これは心の内で、「カチン、ムカッ(怒り)」「ムスーッ(不満)」、「ビクッ(不安)」「ドキッ(吃驚(びっくり))」など、その時に生じた感情が内向したもので、時間の経過とともに、意識では忘れているものです(心理学では、これを「抑圧」と言う)。その具体的内容は、本人の気付きを通して知ることができます。
河合隼雄氏の著書『コンプレックス』で述べられているように、「コンプレックスとは自我の主体性を奪うものである」と理解してみますと、個人指導で観察される身体の偏りもまた、コンプレックスであると言うことができます。
これは、氏が説くコンプレックスと同様、ある感情が発生し、そのエネルギーが身体に滞留することで、これに支配されている状態なのです(臨床心理士によるカウンセリングでは、人の体に触れて観察し、触覚でそれを確かめることはない)。
不満や怒りが生じた後の、食べ過ぎや飲み過ぎという生理的な表れ、何かで「カチン」と来ていて、不用意に棚に頭をぶつける、また、不満を抱えたままいて、転んで捻挫したりというように、無意動作として表れることでもあります。
不満や怒りは、意識されないまま不明瞭な感情エネルギーとなり、このような無意識的行為をもたらす力となるのです。
この程度のことは、本来、ユング心理学の心理療法で扱うような、本物の(精神疾患や心身症、適応障害などの原因となるような)コンプレックスそのものではありませんが、私の考えるところ、抑圧感情の質の差・量の大小という相違です。
大きく溜まってしまい、主体性を本格的に損なっているのが、心理療法で扱われるもので、自我の主体性を脅かす(奪う)という性質において原理は同じなのです(怪我や交通事故の背景にもこれがある。このため整体指導の場では、無意運動の観察が重要となる)。
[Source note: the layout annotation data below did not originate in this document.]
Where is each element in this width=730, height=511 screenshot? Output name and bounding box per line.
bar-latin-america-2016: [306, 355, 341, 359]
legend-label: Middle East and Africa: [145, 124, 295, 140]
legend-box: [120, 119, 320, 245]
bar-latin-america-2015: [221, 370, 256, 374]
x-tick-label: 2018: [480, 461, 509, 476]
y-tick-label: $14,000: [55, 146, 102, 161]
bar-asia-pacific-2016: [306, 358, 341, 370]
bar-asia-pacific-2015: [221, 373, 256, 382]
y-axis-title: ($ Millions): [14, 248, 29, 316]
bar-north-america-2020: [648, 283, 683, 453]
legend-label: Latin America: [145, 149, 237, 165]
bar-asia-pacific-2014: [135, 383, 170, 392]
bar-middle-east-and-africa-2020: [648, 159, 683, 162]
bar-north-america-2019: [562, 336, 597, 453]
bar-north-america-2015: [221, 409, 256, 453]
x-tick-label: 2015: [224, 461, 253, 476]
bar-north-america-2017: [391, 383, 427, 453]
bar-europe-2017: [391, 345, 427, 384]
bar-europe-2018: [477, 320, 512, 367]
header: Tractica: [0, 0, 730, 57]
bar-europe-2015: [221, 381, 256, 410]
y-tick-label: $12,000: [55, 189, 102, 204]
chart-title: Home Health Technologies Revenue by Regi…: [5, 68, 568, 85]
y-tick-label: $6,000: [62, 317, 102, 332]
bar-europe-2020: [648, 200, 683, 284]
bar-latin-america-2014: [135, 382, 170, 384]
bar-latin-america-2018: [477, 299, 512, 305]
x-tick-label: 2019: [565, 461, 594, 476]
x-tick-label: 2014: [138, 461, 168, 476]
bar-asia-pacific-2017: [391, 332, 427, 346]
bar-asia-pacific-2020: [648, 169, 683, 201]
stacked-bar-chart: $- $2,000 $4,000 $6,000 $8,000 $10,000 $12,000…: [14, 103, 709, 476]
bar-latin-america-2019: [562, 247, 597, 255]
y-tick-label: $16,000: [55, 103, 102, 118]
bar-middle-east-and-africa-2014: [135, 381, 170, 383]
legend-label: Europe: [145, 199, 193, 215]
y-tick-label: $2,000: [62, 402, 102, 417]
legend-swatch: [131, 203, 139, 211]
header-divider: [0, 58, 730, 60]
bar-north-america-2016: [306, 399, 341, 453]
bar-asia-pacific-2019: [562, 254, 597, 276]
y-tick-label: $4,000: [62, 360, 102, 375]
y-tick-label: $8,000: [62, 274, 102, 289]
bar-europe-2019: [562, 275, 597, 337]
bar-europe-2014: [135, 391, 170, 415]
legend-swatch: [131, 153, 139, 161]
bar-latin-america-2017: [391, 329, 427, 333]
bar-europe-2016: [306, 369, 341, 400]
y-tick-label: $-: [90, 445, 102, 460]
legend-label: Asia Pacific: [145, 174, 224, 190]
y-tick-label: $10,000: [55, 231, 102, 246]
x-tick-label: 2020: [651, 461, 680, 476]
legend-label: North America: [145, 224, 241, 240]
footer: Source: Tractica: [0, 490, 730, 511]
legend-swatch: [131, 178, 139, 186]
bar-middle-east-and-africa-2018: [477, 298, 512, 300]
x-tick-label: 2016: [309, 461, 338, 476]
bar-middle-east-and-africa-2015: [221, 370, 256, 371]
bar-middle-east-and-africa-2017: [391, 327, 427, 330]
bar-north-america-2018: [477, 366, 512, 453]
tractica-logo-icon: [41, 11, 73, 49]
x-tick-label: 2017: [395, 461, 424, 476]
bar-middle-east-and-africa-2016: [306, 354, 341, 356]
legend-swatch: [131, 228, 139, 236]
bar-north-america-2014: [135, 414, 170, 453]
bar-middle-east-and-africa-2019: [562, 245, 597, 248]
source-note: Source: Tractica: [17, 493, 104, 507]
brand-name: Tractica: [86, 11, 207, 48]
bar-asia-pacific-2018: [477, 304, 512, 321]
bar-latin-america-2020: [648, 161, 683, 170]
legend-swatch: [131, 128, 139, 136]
近い過去から遠い過去まで、意識下に抑圧された感情エネルギーは主体性発揮を妨げているからで、「(全力発揮して)今、ここを生きる!」ため、身体・潜在意識の観察は大切なことです。こうしたエネルギーに支配されることで、実は「身心」は相当に大きな影響を受けているのですが、これは、身体感覚が涵養されていないと、自覚する(異常感を感じる)ことができないのです。
整体(個人)指導は、この滞留した感情エネルギーが流れることで無心となり、明瞭な意識が戻ってくることを目標としています。個人指導によってこの「停滞」が抜けた後、その状態を感覚的に味わう(=無心を体感する)ことで、「感情エネルギー」に支配されていたことがようやく分かるのです。
そして、このような「無心(または空)」という感覚に至った人が、「自我の主体性が損なわれていた(=雑念に支配されていた)」それまでの自分を理解できるというものです(体験を通じて知る他は無い)。
停滞した感情エネルギーは、意識の不明瞭さをもたらしているのです(これが身体の歪み・硬張り)。
主体性を発揮する上で意識が明瞭であることが大切なことなのです。これが、コンプレックスを私がつぶさに(詳細に)説明できるところです。